Researchers from the universities of Tennessee, Minnesota and Berkeley fitted a number of golden-winged warblers, who nested in north-eastern Tennessee for part of the year, with geo-locating devices.
After a tornado hit the area in April this year, scientists managed to locate the birds and retrieve the trackers. The data stored on the devices showed that the birds had taken significant evasive action to avoid the storms.
“It is the first time we’ve documented this type of storm avoidance behavior in birds during breeding season,” said Dr. Henry Streby, of UC Berkeley, quoted in a release from the university. “The warblers in our study flew at least 1,500 kilometers (932 miles) total to avoid a severe weather system. They then came right back home after the storm passed,” he added.
The animals were likely alerted to the approaching danger by the deep rumble that tornadoes create, a noise that falls within the 'infrasound' range, which is outside of human beings' range of hearing.
Noises in this range can travel thousands of miles, and serve as an early warning system for creatures capable of hearing it, according to a BBC report.
"This suggests that these birds can detect severe weather at great distances," wildlife biologist David Andersen of the U.S. Geological Survey and the University of Minnesota, one of the researchers in the study published in the journal Current Biology, told Reuters.
"We hypothesize that the birds were detecting infrasound from tornadoes that were already occurring when the storm was still quite distant from our study site," he added.

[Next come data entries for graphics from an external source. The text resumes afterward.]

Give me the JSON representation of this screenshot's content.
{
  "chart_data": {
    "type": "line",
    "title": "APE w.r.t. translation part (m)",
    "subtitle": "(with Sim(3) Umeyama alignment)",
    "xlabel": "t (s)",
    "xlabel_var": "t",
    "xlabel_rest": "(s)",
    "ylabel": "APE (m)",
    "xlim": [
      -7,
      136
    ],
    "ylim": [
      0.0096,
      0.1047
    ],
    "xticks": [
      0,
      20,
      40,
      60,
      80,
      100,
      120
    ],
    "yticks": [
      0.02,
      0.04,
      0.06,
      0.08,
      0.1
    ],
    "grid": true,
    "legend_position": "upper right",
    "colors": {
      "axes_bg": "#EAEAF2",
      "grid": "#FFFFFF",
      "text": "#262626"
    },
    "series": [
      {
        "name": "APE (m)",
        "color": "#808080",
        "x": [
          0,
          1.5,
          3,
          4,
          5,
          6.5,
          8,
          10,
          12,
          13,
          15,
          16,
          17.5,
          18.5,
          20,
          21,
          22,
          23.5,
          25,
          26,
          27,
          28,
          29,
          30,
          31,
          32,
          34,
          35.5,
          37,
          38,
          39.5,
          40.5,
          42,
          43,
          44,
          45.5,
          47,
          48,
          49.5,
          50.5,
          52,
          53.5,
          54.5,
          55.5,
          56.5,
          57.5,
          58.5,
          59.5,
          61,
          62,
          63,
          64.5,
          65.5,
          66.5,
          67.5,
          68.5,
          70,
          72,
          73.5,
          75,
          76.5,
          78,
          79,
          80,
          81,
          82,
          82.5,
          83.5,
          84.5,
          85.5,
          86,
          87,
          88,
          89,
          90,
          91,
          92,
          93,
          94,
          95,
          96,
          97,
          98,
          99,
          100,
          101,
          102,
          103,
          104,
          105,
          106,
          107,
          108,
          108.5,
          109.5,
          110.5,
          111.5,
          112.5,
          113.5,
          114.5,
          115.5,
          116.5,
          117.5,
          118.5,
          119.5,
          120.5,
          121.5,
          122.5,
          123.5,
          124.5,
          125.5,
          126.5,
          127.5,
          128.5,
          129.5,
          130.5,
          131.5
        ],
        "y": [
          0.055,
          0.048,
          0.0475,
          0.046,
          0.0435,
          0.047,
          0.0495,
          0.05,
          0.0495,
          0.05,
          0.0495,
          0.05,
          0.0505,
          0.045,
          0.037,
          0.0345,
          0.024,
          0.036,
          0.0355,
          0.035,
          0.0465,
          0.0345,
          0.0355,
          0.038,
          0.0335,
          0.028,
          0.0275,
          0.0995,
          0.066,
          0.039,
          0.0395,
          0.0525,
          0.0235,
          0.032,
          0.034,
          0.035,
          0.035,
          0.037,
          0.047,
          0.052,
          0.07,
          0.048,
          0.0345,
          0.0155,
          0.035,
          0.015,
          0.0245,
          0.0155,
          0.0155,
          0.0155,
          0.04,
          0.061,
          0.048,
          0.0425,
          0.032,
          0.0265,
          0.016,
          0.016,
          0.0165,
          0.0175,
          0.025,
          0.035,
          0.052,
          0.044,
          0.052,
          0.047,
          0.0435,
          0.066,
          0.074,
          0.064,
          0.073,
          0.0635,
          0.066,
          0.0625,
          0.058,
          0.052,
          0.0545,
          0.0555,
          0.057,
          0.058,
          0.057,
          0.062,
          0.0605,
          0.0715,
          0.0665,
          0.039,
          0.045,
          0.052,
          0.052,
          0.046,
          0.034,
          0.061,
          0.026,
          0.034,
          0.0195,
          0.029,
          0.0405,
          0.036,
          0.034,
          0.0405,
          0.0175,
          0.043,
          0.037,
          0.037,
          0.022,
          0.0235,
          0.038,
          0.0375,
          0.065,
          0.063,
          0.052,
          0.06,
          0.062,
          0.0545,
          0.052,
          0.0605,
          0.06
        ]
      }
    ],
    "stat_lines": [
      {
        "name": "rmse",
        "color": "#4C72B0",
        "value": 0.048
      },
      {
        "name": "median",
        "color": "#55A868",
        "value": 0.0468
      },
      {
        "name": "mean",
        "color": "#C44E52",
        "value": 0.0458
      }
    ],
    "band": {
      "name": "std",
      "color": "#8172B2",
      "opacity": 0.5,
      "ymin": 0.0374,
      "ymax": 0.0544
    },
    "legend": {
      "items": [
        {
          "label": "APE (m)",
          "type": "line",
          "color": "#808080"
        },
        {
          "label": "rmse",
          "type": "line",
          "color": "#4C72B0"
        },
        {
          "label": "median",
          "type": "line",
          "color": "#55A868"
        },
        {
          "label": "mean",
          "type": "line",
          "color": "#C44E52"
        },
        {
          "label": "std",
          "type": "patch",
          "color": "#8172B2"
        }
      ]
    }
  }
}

All the more remarkable was the fact that the tagged birds had just completed a 1,500 mile migration, but showed no hesitation in leaving their nesting grounds, despite their presumed fatigue, as the storms approached, according to Nature World News.
The storm the birds fled spawned in 84 tornadoes, and resulted in the deaths of 35 people, according to the Los Angeles Times.
However, in the study, published in the scientific journal Current Biology, researchers stressed that infrasound from the storms was a “probable cue” to the birds' escape, and that the exact reason for their flight was still unclear, according to National Geographic.